Su kaynaklarının kısıtlı olması ve artan çevre kirliliği nedeniyle 2050 yılına kadar bu sayının artması bekleniyor. Oysa sağlıklı ve temiz içme suyu temel bir insan hakkı olarak kabul ediliyor.
Salı günü Cenevre'de açıklanan Dünya Su Raporu farklı nedenlerle ayrımcılığa maruz kalan grupların temiz suya erişim konusunda da sıkıntı yaşadığını ortaya koyuyor. Buna göre özellikle cinsiyetleri, yaşları, sosyo ekonomik durumları, etnik kökenleri, dinleri ve dilleri nedeniyle ayrımcılığa maruz kalan gruplar, temiz su ve sıhhi tesisatlara erişim konusunda diğer gruplara göre daha dezavantajlı durumda.
Rapora göre su kaynaklarına erişimi sınırlı olan insanların yarıdan fazlası Afrika ülkelerinde yaşıyor.

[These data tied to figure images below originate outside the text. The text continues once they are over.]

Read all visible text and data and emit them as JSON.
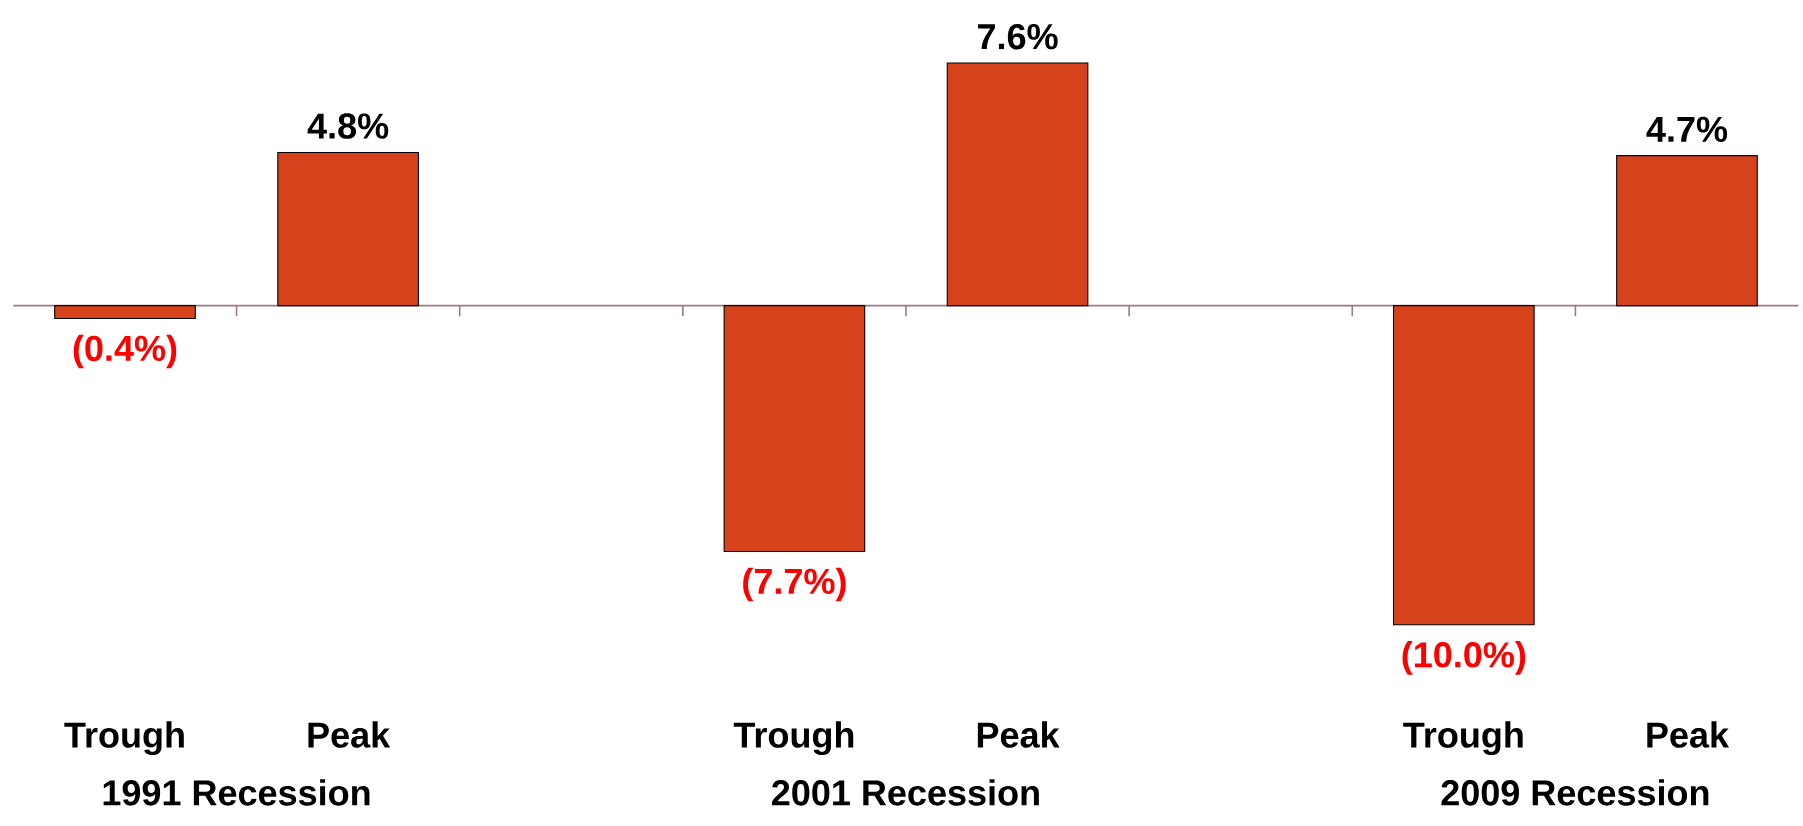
{
  "chart_data": {
    "type": "bar",
    "categories": [
      "Trough",
      "Peak",
      null,
      "Trough",
      "Peak",
      null,
      "Trough",
      "Peak"
    ],
    "values": [
      -0.4,
      4.8,
      null,
      -7.7,
      7.6,
      null,
      -10.0,
      4.7
    ],
    "value_labels": [
      "(0.4%)",
      "4.8%",
      null,
      "(7.7%)",
      "7.6%",
      null,
      "(10.0%)",
      "4.7%"
    ],
    "color": "#d5421b",
    "annotations": [
      "1991 Recession",
      "2001 Recession",
      "2009 Recession"
    ],
    "tick_labels": "x"
  }
}
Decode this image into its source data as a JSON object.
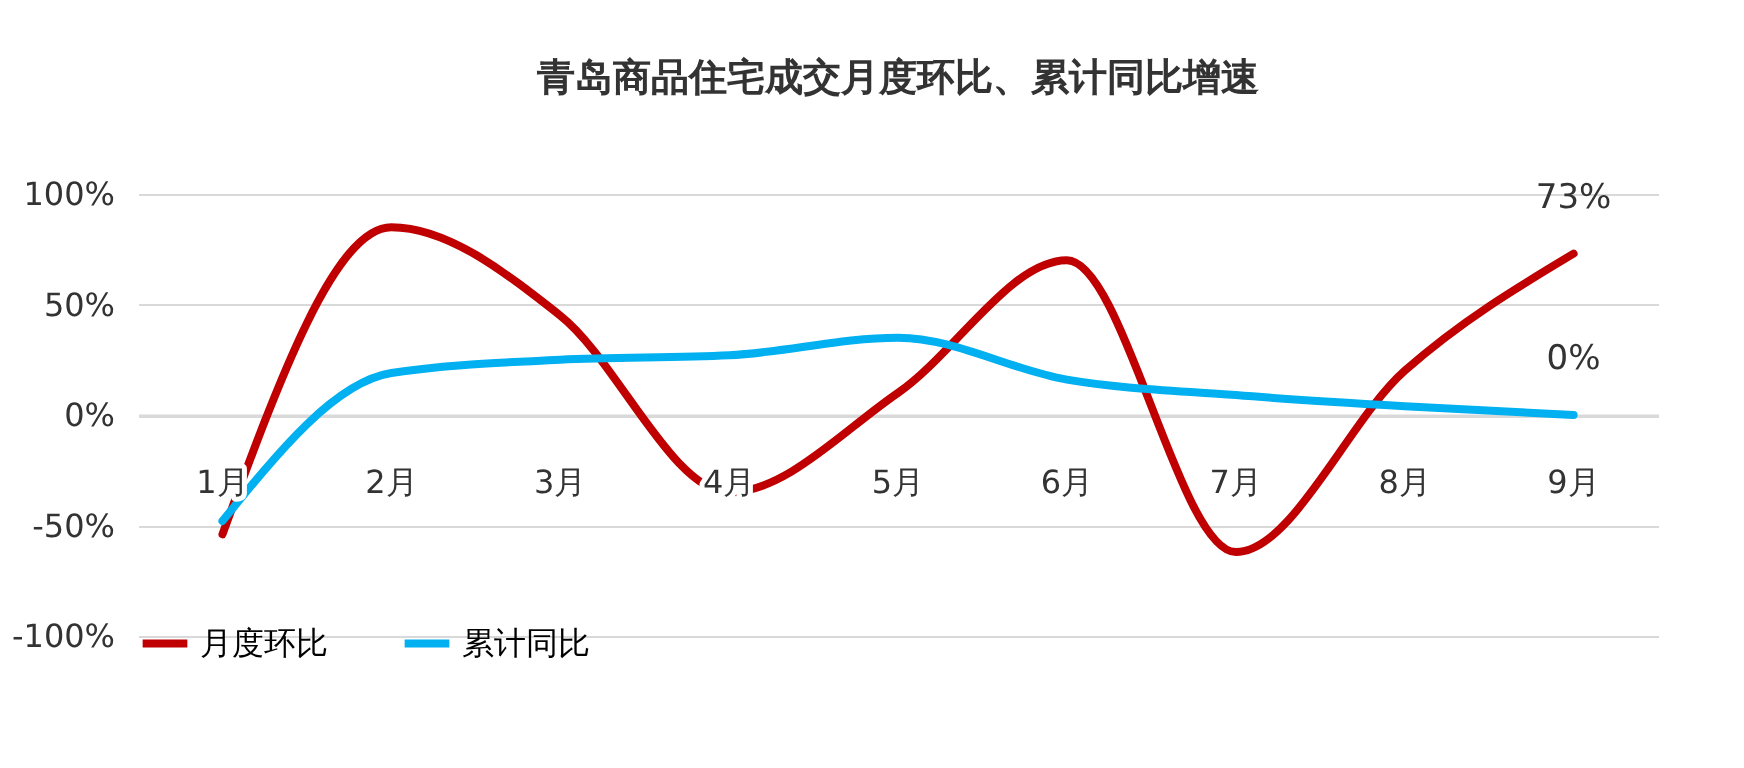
{
  "chart_data": {
    "type": "line",
    "title": "青岛商品住宅成交月度环比、累计同比增速",
    "categories": [
      "1月",
      "2月",
      "3月",
      "4月",
      "5月",
      "6月",
      "7月",
      "8月",
      "9月"
    ],
    "series": [
      {
        "name": "月度环比",
        "color": "#c00000",
        "values": [
          -54,
          85,
          45,
          -35,
          10,
          70,
          -62,
          20,
          73
        ],
        "value_labels": [
          null,
          null,
          null,
          null,
          null,
          null,
          null,
          null,
          "73%"
        ]
      },
      {
        "name": "累计同比",
        "color": "#00b0f0",
        "values": [
          -48,
          19,
          25,
          27,
          35,
          16,
          9,
          4,
          0
        ],
        "value_labels": [
          null,
          null,
          null,
          null,
          null,
          null,
          null,
          null,
          "0%"
        ]
      }
    ],
    "ylim": [
      -100,
      100
    ],
    "yticks": [
      {
        "value": -100,
        "label": "-100%"
      },
      {
        "value": -50,
        "label": "-50%"
      },
      {
        "value": 0,
        "label": "0%"
      },
      {
        "value": 50,
        "label": "50%"
      },
      {
        "value": 100,
        "label": "100%"
      }
    ],
    "grid": "y",
    "legend": "bottom",
    "marker": "none",
    "line_style": "solid"
  }
}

Gecekondu mahallelerinde yaşayan insanlar, şehrin daha temiz bölgelerinde yaşayanlara göre 10 ila 20 kat daha pahalıya su alıyor. Ancak aldıkları suyun kalitesi büyük oranda daha düşük.

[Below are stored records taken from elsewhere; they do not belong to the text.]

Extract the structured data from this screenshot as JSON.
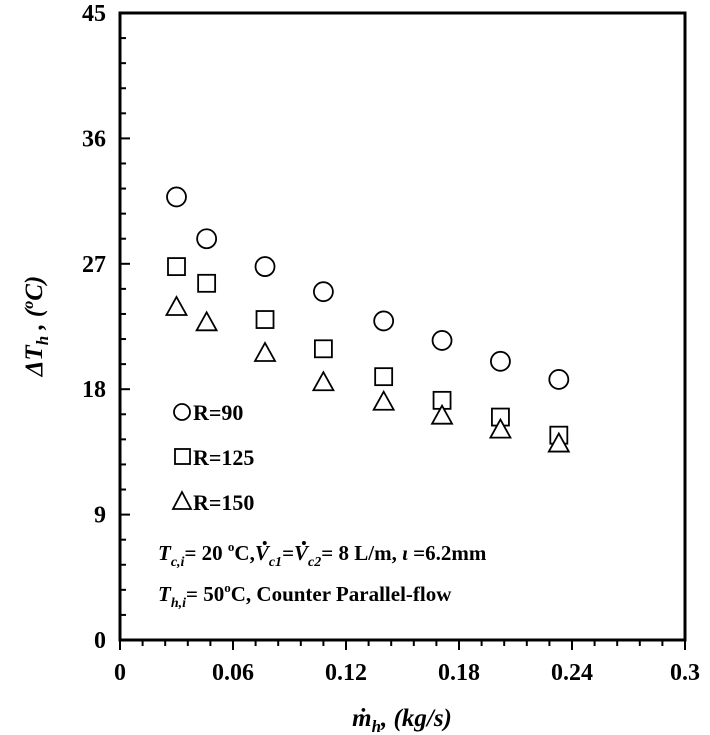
{
  "chart_data": {
    "type": "scatter",
    "xlabel": "ṁ",
    "xlabel_sub": "h",
    "xlabel_unit": ", (kg/s)",
    "ylabel": "ΔT",
    "ylabel_sub": "h",
    "ylabel_unit": " , (",
    "ylabel_unit_sup": "o",
    "ylabel_unit_end": "C)",
    "xlim": [
      0,
      0.3
    ],
    "ylim": [
      0,
      45
    ],
    "x_ticks": [
      0,
      0.06,
      0.12,
      0.18,
      0.24,
      0.3
    ],
    "x_tick_labels": [
      "0",
      "0.06",
      "0.12",
      "0.18",
      "0.24",
      "0.3"
    ],
    "y_ticks": [
      0,
      9,
      18,
      27,
      36,
      45
    ],
    "y_tick_labels": [
      "0",
      "9",
      "18",
      "27",
      "36",
      "45"
    ],
    "grid": false,
    "legend_position": "lower-left",
    "x": [
      0.03,
      0.046,
      0.077,
      0.108,
      0.14,
      0.171,
      0.202,
      0.233
    ],
    "series": [
      {
        "name": "R=90",
        "marker": "circle",
        "values": [
          31.8,
          28.8,
          26.8,
          25.0,
          22.9,
          21.5,
          20.0,
          18.7
        ]
      },
      {
        "name": "R=125",
        "marker": "square",
        "values": [
          26.8,
          25.6,
          23.0,
          20.9,
          18.9,
          17.2,
          16.0,
          14.7
        ]
      },
      {
        "name": "R=150",
        "marker": "triangle",
        "values": [
          23.9,
          22.8,
          20.6,
          18.5,
          17.1,
          16.1,
          15.1,
          14.1
        ]
      }
    ],
    "annotations": {
      "line1": {
        "T": "T",
        "T_sub": "c,i",
        "p1": "= 20 ",
        "sup1": "o",
        "p2": "C,",
        "V": "V",
        "V1_sub": "c1",
        "eq": "=",
        "V2_sub": "c2",
        "p3": "= 8 L/m, ",
        "iota": "ι",
        "p4": " =6.2mm"
      },
      "line2": {
        "T": "T",
        "T_sub": "h,i",
        "p1": "= 50",
        "sup1": "o",
        "p2": "C, Counter Parallel-flow"
      }
    }
  }
}
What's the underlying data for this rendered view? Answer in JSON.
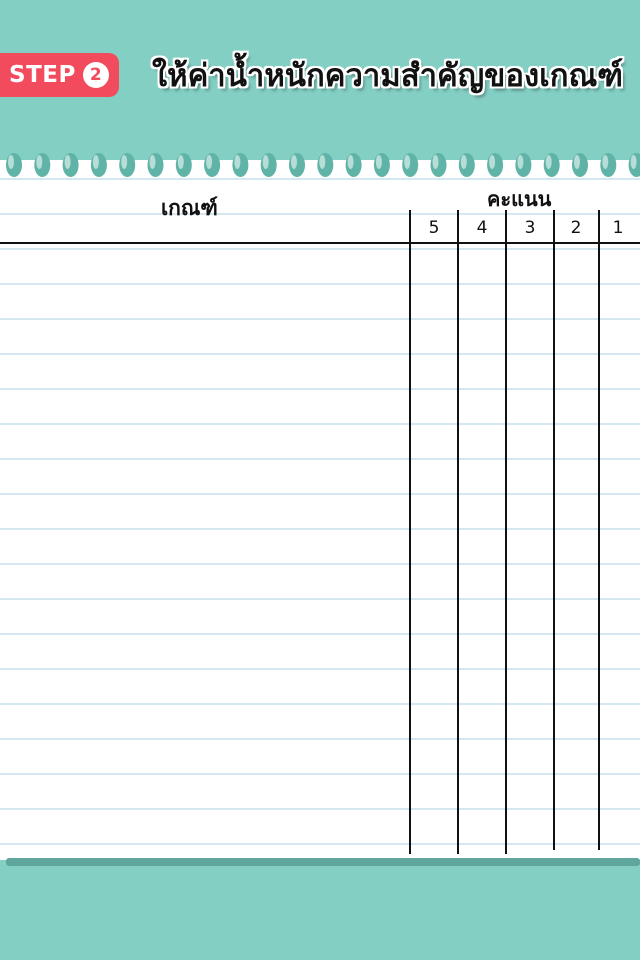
{
  "header": {
    "step_label": "STEP",
    "step_number": "2",
    "title": "ให้ค่าน้ำหนักความสำคัญของเกณฑ์"
  },
  "table": {
    "criteria_header": "เกณฑ์",
    "score_header": "คะแนน",
    "score_columns": [
      "5",
      "4",
      "3",
      "2",
      "1"
    ]
  },
  "colors": {
    "background": "#84cfc4",
    "badge": "#f24b5e",
    "hole": "#5fb3a7",
    "ruled_line": "#d4e8f2"
  }
}
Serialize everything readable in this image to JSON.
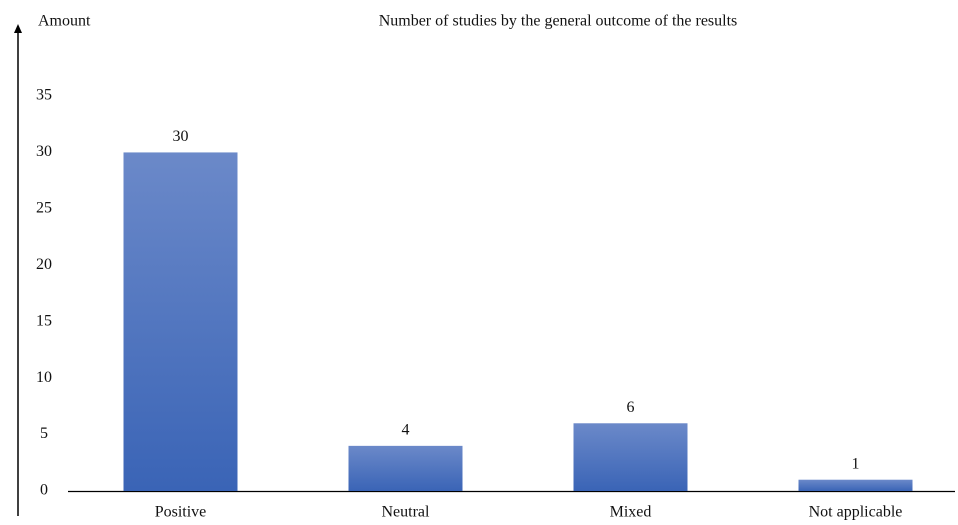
{
  "chart_data": {
    "type": "bar",
    "title": "Number of studies by the general outcome of the results",
    "y_label": "Amount",
    "categories": [
      "Positive",
      "Neutral",
      "Mixed",
      "Not applicable"
    ],
    "values": [
      30,
      4,
      6,
      1
    ],
    "color": "#4a70bd",
    "ylim": [
      0,
      35
    ],
    "yticks": [
      0,
      5,
      10,
      15,
      20,
      25,
      30,
      35
    ],
    "grid": false
  }
}
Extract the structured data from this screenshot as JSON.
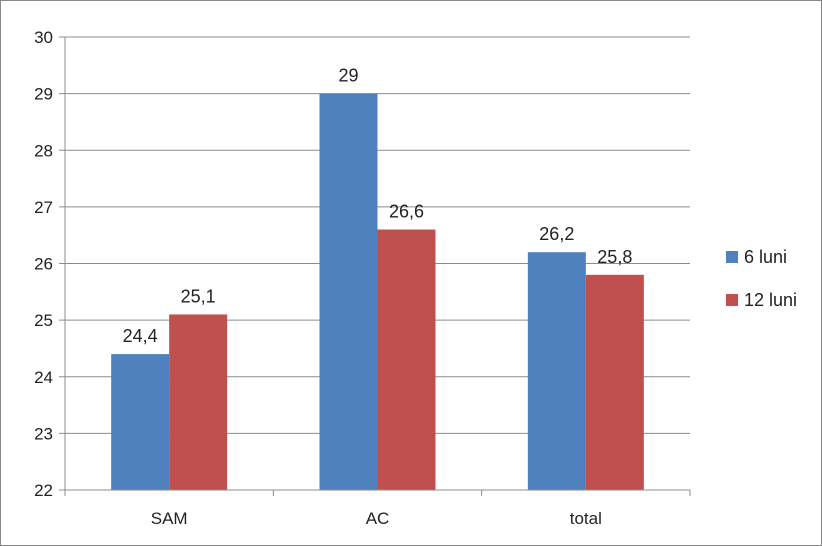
{
  "chart_data": {
    "type": "bar",
    "categories": [
      "SAM",
      "AC",
      "total"
    ],
    "series": [
      {
        "name": "6 luni",
        "values": [
          24.4,
          29,
          26.2
        ],
        "labels": [
          "24,4",
          "29",
          "26,2"
        ],
        "color": "#4f81bd"
      },
      {
        "name": "12 luni",
        "values": [
          25.1,
          26.6,
          25.8
        ],
        "labels": [
          "25,1",
          "26,6",
          "25,8"
        ],
        "color": "#c0504d"
      }
    ],
    "ylim": [
      22,
      30
    ],
    "yticks": [
      22,
      23,
      24,
      25,
      26,
      27,
      28,
      29,
      30
    ],
    "grid": true,
    "gridColor": "#8c8c8c",
    "legend": "right"
  }
}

Temiz suya erişimi konusunda dezavantajlı durumda bulunan gruplar arasında savaş bölgelerinden kaçan göçmenler de bulunuyor. Sığınma kamplarındaki temiz su ve sıhhi tesisatların durumu kaygı uyandırıcı seviyelerde. Raporda örnek olarak verilen kamplar arasında ekonomik krizin pençesindeki Venezuela'dan kaçarak sınır komşusu Kolombiya'ya sığınan göçmenlerin yaşadığı bölgeler gösteriliyor.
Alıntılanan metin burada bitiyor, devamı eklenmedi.